Alex Beaupain pour nous, c’était alternativement l’auteur de ces chansons d’amour et l’interprète -dans une scène clé et tragique du film- de Brooklyn Brigde. Et parce que comme il le dit lui-même, ses chansons parlent surtout de « mort et de pluie » on craignait un artiste aussi tourmenté que ses textes et une ambiance un peu plombée ; la présence sur la petite scène du théâtre de Vanves d’un artiste chaleureux, drôle et attendrissant aura suffit à dissiper ces fantasmes-là.
Alex Beaupain annonce d’entrée de jeu le programme: des chansons d’amour, certaines tirées du film, d’autres de son prochain album, et il n’hésite pas à avouer son stress quand il dévoile ces dernières que « personne ne connaît » et qui sont pourtant annonciatrices d’un joli album. Quand il entame le concert par Brooklyn Bridge -justement-, les images du film sont là, bien sûr, mais le charisme de son interprète prend très vite le dessus, et les harmonies d’une violoncelliste, choriste et bassiste ainsi que d’un guitariste -excellent, quoique adorablement tête en l’air- n’y sont pas étrangères.
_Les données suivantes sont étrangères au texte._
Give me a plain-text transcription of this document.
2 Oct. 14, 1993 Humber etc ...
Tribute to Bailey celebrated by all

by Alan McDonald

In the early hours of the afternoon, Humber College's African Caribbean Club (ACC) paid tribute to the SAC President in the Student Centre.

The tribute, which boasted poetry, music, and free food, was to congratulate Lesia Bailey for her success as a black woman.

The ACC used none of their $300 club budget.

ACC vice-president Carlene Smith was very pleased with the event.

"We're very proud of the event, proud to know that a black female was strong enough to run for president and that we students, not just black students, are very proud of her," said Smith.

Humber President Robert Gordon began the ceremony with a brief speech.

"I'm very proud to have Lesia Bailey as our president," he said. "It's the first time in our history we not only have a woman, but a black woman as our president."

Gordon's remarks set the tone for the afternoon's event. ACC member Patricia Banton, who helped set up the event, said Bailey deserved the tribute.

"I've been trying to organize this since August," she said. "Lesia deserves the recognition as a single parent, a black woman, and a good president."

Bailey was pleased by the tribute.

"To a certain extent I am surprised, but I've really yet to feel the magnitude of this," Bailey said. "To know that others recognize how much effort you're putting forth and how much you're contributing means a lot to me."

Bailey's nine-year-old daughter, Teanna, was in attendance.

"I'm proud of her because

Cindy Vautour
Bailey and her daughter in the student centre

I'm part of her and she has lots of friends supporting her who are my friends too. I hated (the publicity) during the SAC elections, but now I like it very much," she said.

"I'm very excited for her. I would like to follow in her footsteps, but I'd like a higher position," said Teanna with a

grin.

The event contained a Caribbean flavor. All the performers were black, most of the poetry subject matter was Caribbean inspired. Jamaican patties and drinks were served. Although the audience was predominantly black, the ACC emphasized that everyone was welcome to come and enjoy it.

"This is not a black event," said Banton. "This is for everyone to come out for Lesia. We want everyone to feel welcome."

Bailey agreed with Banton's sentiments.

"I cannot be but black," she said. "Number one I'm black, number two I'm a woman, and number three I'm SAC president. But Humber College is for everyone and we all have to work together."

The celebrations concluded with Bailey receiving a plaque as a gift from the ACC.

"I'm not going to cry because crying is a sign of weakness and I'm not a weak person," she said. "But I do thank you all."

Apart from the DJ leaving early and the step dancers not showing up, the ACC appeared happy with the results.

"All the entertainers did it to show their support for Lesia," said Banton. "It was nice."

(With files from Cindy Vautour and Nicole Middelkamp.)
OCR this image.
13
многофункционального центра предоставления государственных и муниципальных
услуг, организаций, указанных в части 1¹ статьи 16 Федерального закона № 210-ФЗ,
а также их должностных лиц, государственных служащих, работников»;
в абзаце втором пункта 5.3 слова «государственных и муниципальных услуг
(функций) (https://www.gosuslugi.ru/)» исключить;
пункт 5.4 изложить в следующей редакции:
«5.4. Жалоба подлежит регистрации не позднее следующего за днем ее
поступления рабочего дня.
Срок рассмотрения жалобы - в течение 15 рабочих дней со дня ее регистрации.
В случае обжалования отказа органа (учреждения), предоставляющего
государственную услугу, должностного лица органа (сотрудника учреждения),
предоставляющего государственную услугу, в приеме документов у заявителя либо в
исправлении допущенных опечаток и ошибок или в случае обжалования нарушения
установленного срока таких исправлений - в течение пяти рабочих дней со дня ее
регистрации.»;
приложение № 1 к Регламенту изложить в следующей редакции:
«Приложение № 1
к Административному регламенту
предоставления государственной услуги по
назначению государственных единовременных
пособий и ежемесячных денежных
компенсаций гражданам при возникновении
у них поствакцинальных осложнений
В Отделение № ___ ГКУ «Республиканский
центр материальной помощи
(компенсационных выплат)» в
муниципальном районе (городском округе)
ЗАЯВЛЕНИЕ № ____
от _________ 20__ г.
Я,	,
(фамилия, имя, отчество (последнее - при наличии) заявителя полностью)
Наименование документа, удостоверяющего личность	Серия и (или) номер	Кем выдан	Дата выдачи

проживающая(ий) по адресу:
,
Les chansons se succèdent. On en découvre les inédites, en redécouvre les familières et se réjouit de voir une sympathique intimité s’installer peu à peu dans cette petite salle douillette au cœur de laquelle la complicité des musiciens fait écho au plaisir un peu masochiste d’entendre chanter la pluie et la mort . Du plaisir, et de l’amusement même, notamment lorsque l’on assiste, surpris, à une reprise twist non pas de Il pleut des larmes ou En écoutant la pluie, mais de A présent tu peux t’en aller de Richard Anthony.
On savoure As-tu déjà aimé en deuxième et dernier rappel, et la boucle est bouclée: on oublie le film qu’on aime tant et choisit de garder en « bande visuelle » de ces chansons, l’image d’un chanteur plein d’humour, cravate au cou et baskets aux pieds, dans un petit théâtre de Vanves.